Dalam Kamus Besar Bahasa Indonesia (KBBI), autopsi adalah pemeriksaan tubuh mayat dengan jalan pembedahan untuk mengetahui penyebab kematian, penyakit, dan sebagainya; bedah mayat.

Ada dua jenis autopsi, yaitu autopsi forensik, dan autopsi klinis. Kepolisian menggunakan autopsi forensik untuk menyelidiki kasus kematian tidak wajar. Sedangkan autopsi klinis digunakan untuk tujuan riset atau pelajaran.

Dalam autopsi, dokter melakukan pemeriksaan luar, pemeriksaan dalam, dan rekonstruksi tubuh.

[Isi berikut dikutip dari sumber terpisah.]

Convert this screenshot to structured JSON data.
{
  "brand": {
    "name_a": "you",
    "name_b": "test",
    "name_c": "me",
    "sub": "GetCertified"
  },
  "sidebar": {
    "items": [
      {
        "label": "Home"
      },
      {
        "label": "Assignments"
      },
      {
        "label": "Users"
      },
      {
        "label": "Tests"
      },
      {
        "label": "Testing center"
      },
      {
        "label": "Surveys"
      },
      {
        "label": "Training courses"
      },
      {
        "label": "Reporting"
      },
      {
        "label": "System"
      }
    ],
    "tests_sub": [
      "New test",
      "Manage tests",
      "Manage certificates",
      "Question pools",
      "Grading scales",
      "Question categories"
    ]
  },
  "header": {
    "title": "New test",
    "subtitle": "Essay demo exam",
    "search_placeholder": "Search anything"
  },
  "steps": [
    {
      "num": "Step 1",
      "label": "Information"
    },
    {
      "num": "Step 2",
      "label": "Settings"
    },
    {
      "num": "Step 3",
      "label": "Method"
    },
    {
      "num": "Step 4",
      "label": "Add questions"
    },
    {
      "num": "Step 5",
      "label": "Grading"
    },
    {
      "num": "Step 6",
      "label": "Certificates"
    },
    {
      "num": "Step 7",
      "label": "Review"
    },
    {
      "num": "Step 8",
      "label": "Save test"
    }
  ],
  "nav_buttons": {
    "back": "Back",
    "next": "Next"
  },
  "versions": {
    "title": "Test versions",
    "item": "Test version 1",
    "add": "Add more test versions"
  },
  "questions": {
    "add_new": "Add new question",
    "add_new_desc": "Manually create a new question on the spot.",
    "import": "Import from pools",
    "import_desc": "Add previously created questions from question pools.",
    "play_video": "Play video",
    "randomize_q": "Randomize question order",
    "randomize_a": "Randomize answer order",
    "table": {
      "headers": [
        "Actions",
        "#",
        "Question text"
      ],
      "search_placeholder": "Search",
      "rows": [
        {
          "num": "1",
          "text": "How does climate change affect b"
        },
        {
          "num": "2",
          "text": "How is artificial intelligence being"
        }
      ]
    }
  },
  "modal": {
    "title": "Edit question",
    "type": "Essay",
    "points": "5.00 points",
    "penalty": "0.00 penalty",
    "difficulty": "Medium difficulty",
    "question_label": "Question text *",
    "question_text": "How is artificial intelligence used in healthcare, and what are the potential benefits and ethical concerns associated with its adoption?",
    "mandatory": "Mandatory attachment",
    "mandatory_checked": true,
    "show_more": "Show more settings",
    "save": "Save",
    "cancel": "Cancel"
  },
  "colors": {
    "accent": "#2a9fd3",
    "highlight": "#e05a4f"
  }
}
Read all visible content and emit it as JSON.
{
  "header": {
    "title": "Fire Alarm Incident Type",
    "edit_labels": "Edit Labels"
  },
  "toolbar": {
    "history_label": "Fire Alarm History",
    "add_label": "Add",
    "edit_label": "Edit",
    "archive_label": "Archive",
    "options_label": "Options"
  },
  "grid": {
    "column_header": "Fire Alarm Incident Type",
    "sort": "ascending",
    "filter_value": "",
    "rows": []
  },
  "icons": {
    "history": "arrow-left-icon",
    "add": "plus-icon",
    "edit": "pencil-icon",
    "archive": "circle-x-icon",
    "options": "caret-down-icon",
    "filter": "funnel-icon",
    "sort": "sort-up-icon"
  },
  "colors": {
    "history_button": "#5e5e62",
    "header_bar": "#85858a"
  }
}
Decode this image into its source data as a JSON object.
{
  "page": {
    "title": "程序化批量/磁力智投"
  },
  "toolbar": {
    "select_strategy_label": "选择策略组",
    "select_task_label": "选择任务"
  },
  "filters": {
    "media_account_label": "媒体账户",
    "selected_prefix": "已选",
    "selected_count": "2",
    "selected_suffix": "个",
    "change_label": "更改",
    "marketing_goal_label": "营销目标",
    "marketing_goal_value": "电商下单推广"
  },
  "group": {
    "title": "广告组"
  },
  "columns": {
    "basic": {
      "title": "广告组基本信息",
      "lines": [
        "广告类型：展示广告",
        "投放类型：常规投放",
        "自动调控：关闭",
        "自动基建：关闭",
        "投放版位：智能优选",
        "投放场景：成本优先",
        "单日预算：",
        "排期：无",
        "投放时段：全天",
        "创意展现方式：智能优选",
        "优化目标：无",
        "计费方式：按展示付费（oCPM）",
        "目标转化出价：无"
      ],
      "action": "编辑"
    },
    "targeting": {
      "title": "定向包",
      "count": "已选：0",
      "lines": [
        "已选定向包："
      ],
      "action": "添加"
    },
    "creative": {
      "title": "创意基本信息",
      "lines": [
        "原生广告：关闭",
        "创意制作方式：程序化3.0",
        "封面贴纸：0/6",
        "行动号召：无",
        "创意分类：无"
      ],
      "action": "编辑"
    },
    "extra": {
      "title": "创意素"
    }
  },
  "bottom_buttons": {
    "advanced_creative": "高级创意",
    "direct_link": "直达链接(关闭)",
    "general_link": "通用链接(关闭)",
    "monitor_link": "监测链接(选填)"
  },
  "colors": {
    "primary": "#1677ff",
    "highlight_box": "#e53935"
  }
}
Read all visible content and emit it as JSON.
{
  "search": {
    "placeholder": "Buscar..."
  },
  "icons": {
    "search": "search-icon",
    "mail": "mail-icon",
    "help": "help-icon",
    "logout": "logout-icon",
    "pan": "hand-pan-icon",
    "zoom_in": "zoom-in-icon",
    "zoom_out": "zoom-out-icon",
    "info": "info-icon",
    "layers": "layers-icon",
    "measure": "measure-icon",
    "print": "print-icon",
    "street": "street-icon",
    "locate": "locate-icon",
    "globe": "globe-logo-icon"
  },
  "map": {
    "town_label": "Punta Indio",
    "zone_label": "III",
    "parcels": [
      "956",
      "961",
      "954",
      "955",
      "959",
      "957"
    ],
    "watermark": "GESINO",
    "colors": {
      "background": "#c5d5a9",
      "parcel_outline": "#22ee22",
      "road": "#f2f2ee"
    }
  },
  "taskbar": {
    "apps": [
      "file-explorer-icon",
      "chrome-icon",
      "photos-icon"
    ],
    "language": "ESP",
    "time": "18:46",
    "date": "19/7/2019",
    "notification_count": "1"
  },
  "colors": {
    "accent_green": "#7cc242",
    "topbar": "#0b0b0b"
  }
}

Pemeriksaan luar, seperti melihat luka, sidik jari, ciri-ciri mayat, dan sebagainya. Sedangkan pemeriksaan dalam dilakukan dengan cara pembedahan, baik dada, perut, dan sebagainya.

Setelah pembedahan selesai, dokter atau mengembalikan seluruh organ tubuh. Pengembalian organ tubuh inilah yang disebut rekonstruksi tubuh.

Banyak keluarga korban yang menolak autopsi terhadap tubuh korban dengan berbagai alasan. Alasan paling sering terjadi adalah keluarga korban tidak tega bila dokter membedah jenazah korban.

Untuk keluarga korban yang tidak menyetujui autopsi, kepolisian akan menyodorkan surat pernyataan. Surat ini berisi pernyataan bahwa keluarga korban bersedia menanggung akibat tidak adanya autopsi.